Provoking a reaction is a method of manipulation as it is an easy way to frame a relationship to garner sympathy from others. A narcissistic abuser could record your reaction or provoke your reaction publicly in order to paint the situation as one that is your fault. They can even use this against you if you attempt to go to the police or report the abuse in any way.
It can also deeply shake a victim’s sense of self. If you find yourself feeling guilty for actions you didn’t think you were capable of or were in your character, you may be a victim of an abusive relationship. If you find that an individual provokes you to react in a way that is out of character, this is a major red flag.

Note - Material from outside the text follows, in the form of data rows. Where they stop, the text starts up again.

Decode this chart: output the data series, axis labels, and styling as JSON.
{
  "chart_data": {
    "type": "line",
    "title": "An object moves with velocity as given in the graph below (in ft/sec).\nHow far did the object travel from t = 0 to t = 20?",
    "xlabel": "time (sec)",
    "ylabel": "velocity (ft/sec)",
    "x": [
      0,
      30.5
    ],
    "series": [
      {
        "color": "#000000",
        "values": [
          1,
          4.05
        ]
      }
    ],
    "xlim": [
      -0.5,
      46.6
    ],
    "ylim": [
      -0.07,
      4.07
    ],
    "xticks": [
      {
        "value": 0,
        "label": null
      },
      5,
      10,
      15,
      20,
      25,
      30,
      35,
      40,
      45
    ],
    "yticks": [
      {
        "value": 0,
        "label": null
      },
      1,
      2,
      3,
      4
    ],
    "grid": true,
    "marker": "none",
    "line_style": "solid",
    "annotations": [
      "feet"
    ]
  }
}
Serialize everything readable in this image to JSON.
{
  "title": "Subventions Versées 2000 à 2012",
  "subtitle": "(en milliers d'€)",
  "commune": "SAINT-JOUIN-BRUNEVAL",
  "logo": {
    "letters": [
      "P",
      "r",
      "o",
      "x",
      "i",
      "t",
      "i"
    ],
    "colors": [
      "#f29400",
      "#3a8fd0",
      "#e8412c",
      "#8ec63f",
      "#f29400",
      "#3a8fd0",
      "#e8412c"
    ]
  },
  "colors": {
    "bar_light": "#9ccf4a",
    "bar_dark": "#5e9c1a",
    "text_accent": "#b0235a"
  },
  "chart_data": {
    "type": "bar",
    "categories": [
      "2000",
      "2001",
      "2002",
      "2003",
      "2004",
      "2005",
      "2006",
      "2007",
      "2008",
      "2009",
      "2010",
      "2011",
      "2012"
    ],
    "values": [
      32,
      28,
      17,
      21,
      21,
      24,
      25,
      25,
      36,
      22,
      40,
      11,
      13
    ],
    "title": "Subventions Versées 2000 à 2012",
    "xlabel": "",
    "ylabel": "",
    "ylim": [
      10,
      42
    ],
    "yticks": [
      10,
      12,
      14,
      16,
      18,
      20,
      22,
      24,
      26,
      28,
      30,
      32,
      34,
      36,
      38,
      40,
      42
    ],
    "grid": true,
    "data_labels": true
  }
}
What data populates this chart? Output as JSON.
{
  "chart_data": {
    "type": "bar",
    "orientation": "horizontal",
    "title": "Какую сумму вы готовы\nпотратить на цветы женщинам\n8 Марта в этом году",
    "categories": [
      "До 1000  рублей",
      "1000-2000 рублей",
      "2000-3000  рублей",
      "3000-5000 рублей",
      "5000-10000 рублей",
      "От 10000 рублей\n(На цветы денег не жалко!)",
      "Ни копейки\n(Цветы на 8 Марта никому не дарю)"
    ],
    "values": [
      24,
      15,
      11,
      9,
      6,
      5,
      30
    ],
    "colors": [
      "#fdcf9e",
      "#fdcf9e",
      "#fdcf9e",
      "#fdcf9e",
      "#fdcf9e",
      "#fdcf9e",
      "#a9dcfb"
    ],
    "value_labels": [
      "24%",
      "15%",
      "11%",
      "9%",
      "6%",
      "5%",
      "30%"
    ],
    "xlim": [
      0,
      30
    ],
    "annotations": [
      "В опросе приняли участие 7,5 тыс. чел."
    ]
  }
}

A huge problem for victims is that our brains and bodies are often working against us. Reactive abuse stems from the body’s natural stress response, also known as fight, flight, or freeze. So, in a situation where the body perceives danger, it is often an unconscious or natural response to either prepare yourself to flee, freeze in the moment, or fight back.
The abuser can then use this response to claim that you are the problem.
Even if you reacted to the abuse, you are still a victim and are justified in seeking help and leaving that relationship.
Some advise using what is called the “grey rock method” when dealing with a manipulative or abusive individual. This approach involves becoming unresponsive to the abuser’s provocation, similar to a rock.
It is important to note, however, that this method can also be dangerous, and it isn’t recommended as a strategy by prominent abuse organizations.
Non-reaction can result in an escalation of the abuser’s behavior, and can distort the victim’s self image. Essentially, there is no concrete way to “deal with” abuse that doesn’t involve leaving the abusive relationship.
For anyone worried they might be in an abusive situation, help is available, and though it can seem impossible, you can leave the situation and start to recover.